Although Mr. Saunders subsequently spent more than a decade as a fashion stylist, he was always buying and selling glass. His “light bulb moment,” he recalled, came at a flea market when he found a 1951 Murano glass vase with an original $ 350 price tag still on it, on sale for $ 25. “I started to buy every piece I could,” he said.


His shop’s somewhat inscrutable moniker was inspired by Francis Fukuyama’s book “The End of History and the Last Man.” When he opened his doors, said Mr. Saunders, 54, “the millennium was coming up and the store was full of all these 20th-century things.” At the time, he said, Hudson Street was “the cheapest place to open a store.”


“There was no Marc Jacobs or Richard Meier towers,” he said. “Everything has grown up.”


The area’s gentrification has been good for business: Many of his regular customers are well-known decorators like Amy Lau, Steven Gambrel and Shawn Henderson, and the bulk of Mr. Saunders’s inventory — priced from $ 250 to $ 16,000 — goes into the homes of wealthy families. But visitors arrive from around the world, he said, remembering a woman from Taipei who came in “waving a picture of a Danish Modern vase from New York magazine, saying, ‘I have to have this!’ ” Brazilians “absolutely love this stuff,” he added, recalling a day when the actress Sonia Braga saw the store while riding past it on a bus and made the driver let her out.
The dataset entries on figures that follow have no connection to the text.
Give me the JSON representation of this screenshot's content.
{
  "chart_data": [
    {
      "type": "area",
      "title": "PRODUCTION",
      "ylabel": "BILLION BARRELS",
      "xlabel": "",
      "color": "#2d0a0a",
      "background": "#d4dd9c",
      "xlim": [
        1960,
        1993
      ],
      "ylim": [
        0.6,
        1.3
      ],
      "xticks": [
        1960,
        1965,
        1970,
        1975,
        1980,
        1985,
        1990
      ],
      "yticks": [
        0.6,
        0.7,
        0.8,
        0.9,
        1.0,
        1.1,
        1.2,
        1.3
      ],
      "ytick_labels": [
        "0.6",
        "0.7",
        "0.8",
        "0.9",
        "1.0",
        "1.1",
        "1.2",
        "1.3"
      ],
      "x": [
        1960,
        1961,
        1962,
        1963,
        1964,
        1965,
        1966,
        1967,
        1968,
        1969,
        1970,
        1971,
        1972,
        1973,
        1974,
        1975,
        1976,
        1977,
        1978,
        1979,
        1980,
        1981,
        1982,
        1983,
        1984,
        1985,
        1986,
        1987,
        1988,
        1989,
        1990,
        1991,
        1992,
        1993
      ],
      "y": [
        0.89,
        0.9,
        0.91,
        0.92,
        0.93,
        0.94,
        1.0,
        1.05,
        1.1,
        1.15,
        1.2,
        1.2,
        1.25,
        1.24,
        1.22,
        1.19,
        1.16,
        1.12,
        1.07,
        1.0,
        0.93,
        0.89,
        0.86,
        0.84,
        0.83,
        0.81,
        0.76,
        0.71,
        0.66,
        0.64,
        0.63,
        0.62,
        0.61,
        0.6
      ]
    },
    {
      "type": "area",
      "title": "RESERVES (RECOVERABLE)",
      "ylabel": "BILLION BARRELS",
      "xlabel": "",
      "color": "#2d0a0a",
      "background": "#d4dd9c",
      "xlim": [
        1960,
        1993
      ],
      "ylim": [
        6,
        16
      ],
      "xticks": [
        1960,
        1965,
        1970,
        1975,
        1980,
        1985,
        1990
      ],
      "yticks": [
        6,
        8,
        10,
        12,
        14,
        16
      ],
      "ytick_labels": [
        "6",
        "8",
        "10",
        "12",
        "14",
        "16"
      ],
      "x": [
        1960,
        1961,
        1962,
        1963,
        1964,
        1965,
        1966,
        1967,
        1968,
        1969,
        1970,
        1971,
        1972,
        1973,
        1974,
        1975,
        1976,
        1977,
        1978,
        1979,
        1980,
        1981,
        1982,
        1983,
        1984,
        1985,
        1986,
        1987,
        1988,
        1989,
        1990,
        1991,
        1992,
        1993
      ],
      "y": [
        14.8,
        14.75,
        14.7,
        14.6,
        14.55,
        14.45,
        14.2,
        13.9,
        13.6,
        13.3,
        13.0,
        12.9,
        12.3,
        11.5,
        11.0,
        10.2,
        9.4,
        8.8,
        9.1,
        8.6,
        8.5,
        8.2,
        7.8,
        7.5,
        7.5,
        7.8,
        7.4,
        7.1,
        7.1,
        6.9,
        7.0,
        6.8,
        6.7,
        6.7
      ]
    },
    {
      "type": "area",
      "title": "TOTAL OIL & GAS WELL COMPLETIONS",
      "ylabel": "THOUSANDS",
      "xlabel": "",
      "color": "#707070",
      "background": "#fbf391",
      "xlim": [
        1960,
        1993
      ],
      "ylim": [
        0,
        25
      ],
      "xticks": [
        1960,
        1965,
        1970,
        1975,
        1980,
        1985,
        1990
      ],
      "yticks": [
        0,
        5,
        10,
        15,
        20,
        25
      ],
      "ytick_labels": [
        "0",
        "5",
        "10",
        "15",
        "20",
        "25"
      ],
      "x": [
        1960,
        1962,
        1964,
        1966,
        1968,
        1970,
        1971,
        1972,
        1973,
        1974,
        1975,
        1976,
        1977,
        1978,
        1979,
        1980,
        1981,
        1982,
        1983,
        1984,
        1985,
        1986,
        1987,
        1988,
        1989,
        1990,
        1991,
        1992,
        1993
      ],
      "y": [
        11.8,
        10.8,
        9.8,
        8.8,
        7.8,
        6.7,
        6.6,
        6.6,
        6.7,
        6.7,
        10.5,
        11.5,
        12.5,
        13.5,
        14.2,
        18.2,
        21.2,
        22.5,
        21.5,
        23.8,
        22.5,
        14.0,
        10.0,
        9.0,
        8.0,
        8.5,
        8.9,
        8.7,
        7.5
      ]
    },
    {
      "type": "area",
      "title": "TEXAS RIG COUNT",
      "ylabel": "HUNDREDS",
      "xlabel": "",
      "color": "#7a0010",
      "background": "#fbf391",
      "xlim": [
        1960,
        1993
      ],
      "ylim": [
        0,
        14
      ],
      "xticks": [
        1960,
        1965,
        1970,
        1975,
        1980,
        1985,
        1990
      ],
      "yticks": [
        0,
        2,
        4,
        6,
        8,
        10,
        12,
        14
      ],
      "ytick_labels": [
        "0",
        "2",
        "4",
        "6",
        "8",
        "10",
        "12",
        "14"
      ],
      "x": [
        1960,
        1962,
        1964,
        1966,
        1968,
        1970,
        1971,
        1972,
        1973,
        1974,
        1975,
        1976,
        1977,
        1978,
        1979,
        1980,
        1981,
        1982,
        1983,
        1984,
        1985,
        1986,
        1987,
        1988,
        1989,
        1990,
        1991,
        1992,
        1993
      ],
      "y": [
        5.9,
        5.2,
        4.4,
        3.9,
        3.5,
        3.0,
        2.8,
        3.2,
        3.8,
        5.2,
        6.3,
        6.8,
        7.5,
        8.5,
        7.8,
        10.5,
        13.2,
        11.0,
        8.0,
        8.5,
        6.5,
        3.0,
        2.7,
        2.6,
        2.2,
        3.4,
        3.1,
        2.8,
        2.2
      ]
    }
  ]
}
On this evening, Dori Cocoros wove her way through the shop with her friend Cindy Tanzer. “We love this,” said Ms. Cocoros, a global account executive for Canon who lives in Astoria, Queens. First-time visitors, she and Ms. Tanzer had been lured, she said, by “the name and all the pretty colors.”


“It’s magnificent,” Ms. Cocoros said. “It would be a very different store if it was organized by country or manufacturer.”


As they browsed, Mr. Saunders pondered a shelf of his “latest obsession,” white German porcelain tattooed with intricate gold embellishments. “Inasmuch as an object has a soul, these have that because they were made with care and with love by skilled people,” he said. “They have a life and a story to tell.”